Each of the Dunningites was committed to the pursuit of “scientific” history and to telling what he or she believed to be the true story of Reconstruction. Although one can speak of a more or less coherent “Dunning” school, these essays also show a surprising diversity of thought, from the relatively liberal viewpoints of C. Mildred Thompson (the only woman under study here), Paul Leland Haworth, and (to a lesser extent) James Wilford Garner, to those of the stanchly reactionary (and racist) William Watson Davis, Charles W. Ramsdell, and J. G. de Roulhac Hamilton, the father of the Southern Historical Collection at the University of North Carolina.
Surprisingly, Dunning did not demand that his students adhere to a particular interpretation, instead allowing them considerable intellectual autonomy; in certain instances, he appears to have had little influence on his students’ intellectual development. Almost all of the Dunningites under study here were native southerners (though Dunning himself was a native of New Jersey), several of whom returned to their region upon completing their graduate studies. Most of them (Dunning included) sought to counter the northern, triumphal view of the Civil War era that they believed had become the standard interpretation by the early twentieth century.
In certain cases – in particular Michael W. Fitzgerald on Walter Lynwood Fleming and Paul Ortiz on William Watson Davis – the essayists reveal how their subjects’ often incisive and nuanced examinations of the Civil War years gave way to ham-handedly simplistic formulations regarding Reconstruction. It is almost as though these eminently reasonable scholars, despite their devotion to scientific history, seemed to lose all sense of reason when they began talking about Reconstruction – especially racial matters.

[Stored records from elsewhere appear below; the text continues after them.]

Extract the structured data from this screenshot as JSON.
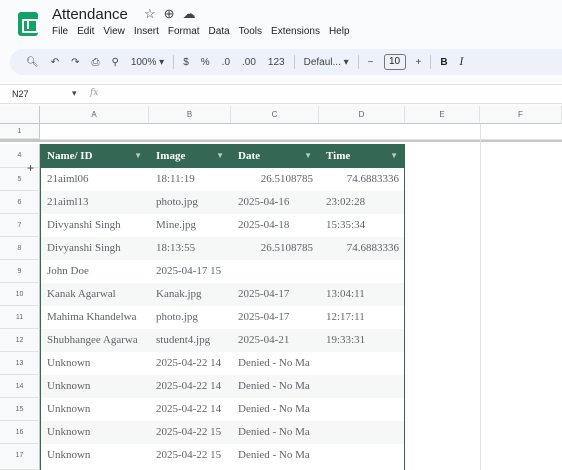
{
  "document": {
    "title": "Attendance"
  },
  "menu": [
    "File",
    "Edit",
    "View",
    "Insert",
    "Format",
    "Data",
    "Tools",
    "Extensions",
    "Help"
  ],
  "toolbar": {
    "zoom": "100%",
    "currency": "$",
    "percent": "%",
    "decrease_decimal": ".0",
    "increase_decimal": ".00",
    "number_format": "123",
    "font": "Defaul...",
    "font_size": "10",
    "minus": "−",
    "plus": "+",
    "bold": "B",
    "italic": "I"
  },
  "formula_bar": {
    "cell_ref": "N27",
    "fx": "fx"
  },
  "columns": [
    "A",
    "B",
    "C",
    "D",
    "E",
    "F"
  ],
  "rows": [
    "1",
    "4",
    "5",
    "6",
    "7",
    "8",
    "9",
    "10",
    "11",
    "12",
    "13",
    "14",
    "15",
    "16",
    "17"
  ],
  "table": {
    "headers": [
      "Name/ ID",
      "Image",
      "Date",
      "Time"
    ],
    "rows": [
      [
        "21aiml06",
        "18:11:19",
        "26.5108785",
        "74.6883336"
      ],
      [
        "21aiml13",
        "photo.jpg",
        "2025-04-16",
        "23:02:28"
      ],
      [
        "Divyanshi Singh",
        "Mine.jpg",
        "2025-04-18",
        "15:35:34"
      ],
      [
        "Divyanshi Singh",
        "18:13:55",
        "26.5108785",
        "74.6883336"
      ],
      [
        "John Doe",
        "2025-04-17 15",
        "",
        ""
      ],
      [
        "Kanak Agarwal",
        "Kanak.jpg",
        "2025-04-17",
        "13:04:11"
      ],
      [
        "Mahima Khandelwa",
        "photo.jpg",
        "2025-04-17",
        "12:17:11"
      ],
      [
        "Shubhangee Agarwa",
        "student4.jpg",
        "2025-04-21",
        "19:33:31"
      ],
      [
        "Unknown",
        "2025-04-22 14",
        "Denied - No Ma",
        ""
      ],
      [
        "Unknown",
        "2025-04-22 14",
        "Denied - No Ma",
        ""
      ],
      [
        "Unknown",
        "2025-04-22 14",
        "Denied - No Ma",
        ""
      ],
      [
        "Unknown",
        "2025-04-22 15",
        "Denied - No Ma",
        ""
      ],
      [
        "Unknown",
        "2025-04-22 15",
        "Denied - No Ma",
        ""
      ]
    ]
  },
  "colors": {
    "header_bg": "#356854",
    "header_text": "#ffffff",
    "logo": "#11a363",
    "toolbar_bg": "#edf2fa"
  }
}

This raises an intriguing problem. It is axiomatic that the main task of the historian is to understand and not to pass moral judgment on people who lived in the past. Today’s notions of right and wrong, it is frequently noted, are simply different from those of previous times. This idea makes perfect sense. And yet for the purposes of this volume, this approach also begs the question of how otherwise honorable and decent men and women, who ostensibly dedicated themselves to rationale, scholarly discourse, could have been so utterly blinded by the racism that was pervasive in their society. To be sure, today’s historians must refrain from judging people in the past— even when those people were historians themselves. We are aware today, even if we do not entirely understand it, of the overwhelming power of socialization in shaping individual thought and behavior. Still, these were people who, among all others, ought to have known better — especially since, as both Smith’s introduction and Foner’s foreword remind us, alternative ways of looking at Reconstruction were readily available at the time.
Indeed, other than perhaps a degree of repetition—which is understandable in such a work, where each author probably felt obligated to observe that the views under study have been discredited—the only possible criticism one could make of this fine volume is that, in certain of the essays, the authors seem to bend over backwards not to make value judgments. Given the subject matter and its profound consequences, a stronger assessment might not have been entirely out of order. The reader at times senses almost an implicit attempt to rehabilitate the individuals under study, and even a mild annoyance with the current state of Reconstruction historiography. Still, Smith and Lowery are to be commended for putting together such an excellent collection of essays. All scholars of Reconstruction will find this long-overdue book invaluable.
John C. Rodrigue is the Lawrence and Theresa Salameno Professor at Stonehill College and the author of Reconstruction in the Cane Fields: From Slavery to Free Labor in Louisiana’s Sugar Parishes, 1862-1880.